Sahut Kiau Bun-han gagah, “Tapi pengorbanan Liu Lo-eng-hiong tidak sia-sia. Meskipun Liu Lo-eng-hiong menjadi cacat seumur hidup, namun iblis kerdil dari Jing-hay itu berhasil dibunuhnya pula, sehingga berkuranglah satu orang pembuat huru-hara yang ditakuti itu. Dalam usaha kita untuk mengejar Hwe-liong-pang besok, siapa tahu beberapa orang di antara kita juga akan menjadi korban, gugur atau cacat, namun demi ketentraman umat manusia kita memang sudah bertekad untuk menempuh jalan itu dan tidak peduli pengorbanan apapun.”

“Ucapan seorang ksatria sejati!” sambung Thian-goan Hweshio dari Go-bi-pay. “Aku percaya bahwa Liu Lo-eng-hiong pun tidak akan menyesali nasib yang dideritanya, sebab pengorbanannya cukup setimpal.”

Demikianlah keadaan Hong-koan Hwesio dan Liu Tay-liong yang terluka berat itu. Terlukanya kedua tokoh utama kaum pendekar itu tidak membuat pendekar-pendekar lainnya jadi patah semangat, melainkan justru semakin berkobar semangatnya untuk menumpas Hwe-liong-pang sampai ke akar-akarnya.

Semangat yang terlalu berkobar itulah yang mencemaskan Tong Wi-hong dan Wi-lian, sebab dengan sikap permusuhan semacam itu maka yang menerima akibatnya bukan hanya Te-liong Hiang-cu dan pengikut-pengikutnya, melainkan juga Tong Wi-siang yang sama sekali tidak tahu-menahu tentang penyerbuan ke Siong-san itu!

Di salah sebuah barak yang didirikan di sekitar kuil, nampaklah Wi-hong dan Wi-lian sedang berbicara dengan asyiknya dengan ibu mereka.
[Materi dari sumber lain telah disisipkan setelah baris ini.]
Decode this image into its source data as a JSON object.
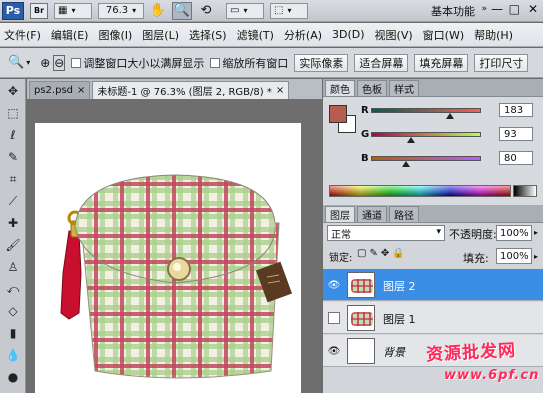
{
  "appbar": {
    "logo": "Ps",
    "bridge": "Br",
    "zoom": "76.3",
    "workspace": "基本功能",
    "minimize": "—",
    "maximize": "□",
    "close": "✕"
  },
  "menu": [
    "文件(F)",
    "编辑(E)",
    "图像(I)",
    "图层(L)",
    "选择(S)",
    "滤镜(T)",
    "分析(A)",
    "3D(D)",
    "视图(V)",
    "窗口(W)",
    "帮助(H)"
  ],
  "options": {
    "check1_label": "调整窗口大小以满屏显示",
    "check2_label": "缩放所有窗口",
    "btn_actual": "实际像素",
    "btn_fit": "适合屏幕",
    "btn_fill": "填充屏幕",
    "btn_print": "打印尺寸"
  },
  "tools": [
    "move-tool",
    "marquee-tool",
    "lasso-tool",
    "quick-select-tool",
    "crop-tool",
    "eyedropper-tool",
    "healing-tool",
    "brush-tool",
    "clone-stamp-tool",
    "history-brush-tool",
    "eraser-tool",
    "gradient-tool",
    "blur-tool",
    "dodge-tool"
  ],
  "doc_tabs": [
    {
      "label": "ps2.psd"
    },
    {
      "label": "未标题-1 @ 76.3% (图层 2, RGB/8) *"
    }
  ],
  "color_panel": {
    "tabs": [
      "颜色",
      "色板",
      "样式"
    ],
    "foreground": "#b75d50",
    "background": "#ffffff",
    "r_label": "R",
    "r_value": "183",
    "r_fraction": 0.718,
    "g_label": "G",
    "g_value": "93",
    "g_fraction": 0.365,
    "b_label": "B",
    "b_value": "80",
    "b_fraction": 0.314
  },
  "layers_panel": {
    "tabs": [
      "图层",
      "通道",
      "路径"
    ],
    "blend_mode": "正常",
    "opacity_label": "不透明度:",
    "opacity": "100%",
    "lock_label": "锁定:",
    "fill_label": "填充:",
    "fill": "100%",
    "layers": [
      {
        "name": "图层 2",
        "visible": true,
        "selected": true
      },
      {
        "name": "图层 1",
        "visible": false,
        "selected": false
      },
      {
        "name": "背景",
        "visible": true,
        "selected": false
      }
    ]
  },
  "watermark": {
    "text": "资源批发网",
    "url": "www.6pf.cn"
  }
}
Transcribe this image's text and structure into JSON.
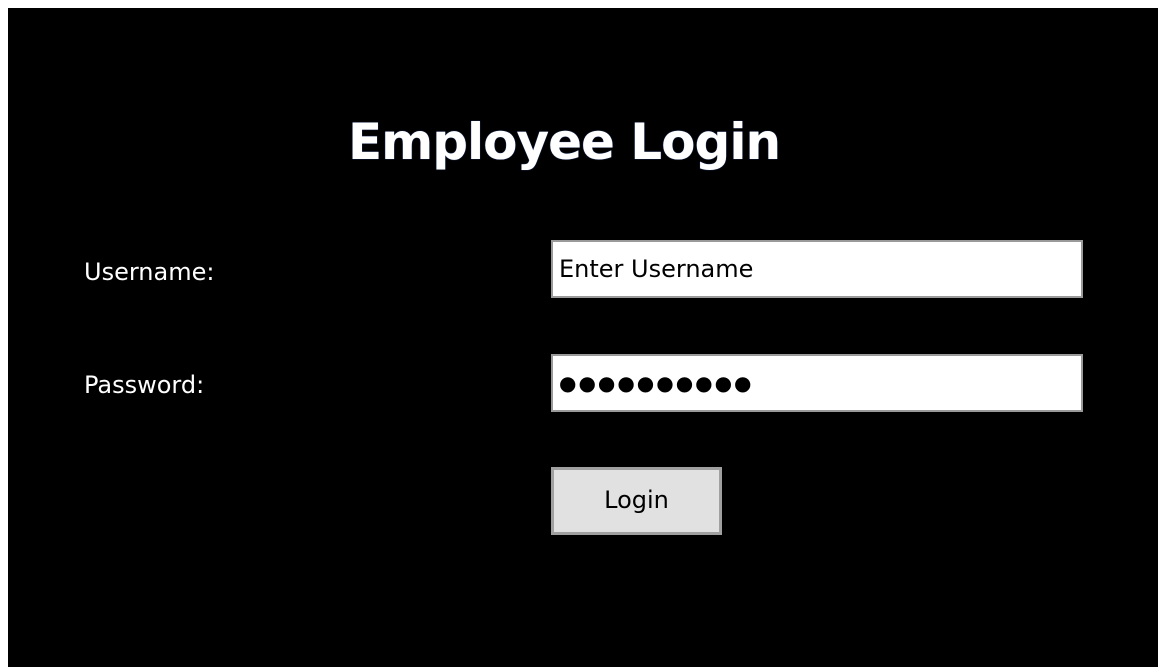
{
  "login": {
    "title": "Employee Login",
    "username_label": "Username:",
    "username_value": "Enter Username",
    "password_label": "Password:",
    "password_value": "●●●●●●●●●●",
    "login_button": "Login"
  },
  "colors": {
    "background": "#000000",
    "text": "#ffffff",
    "field_background": "#ffffff",
    "button_background": "#e1e1e1"
  }
}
Dalam percakapan itu, untuk lebih menggembirakan hati ibunya, Wi-lian menceritakan bahwa ternyata kakak tertuanya, Tong Wi-siang yang sekian lama menghilang tak tentu rimbanya itu, ternyata masih ada dan menitipkan sembah sujud untuk ibunya.

Berita itu bagaikan sebuah aliran tenaga ajaib yang membuat wajah Tong Hu-jin seketika itu berseri-seri kegirangan. Sambil mengguncang-guncang pundak anak gadisnya, ia berkata dengan nada setengah percaya setengah tidak, “Ka... kata... mu kau sudah bertemu A-siang? Benarkah itu?”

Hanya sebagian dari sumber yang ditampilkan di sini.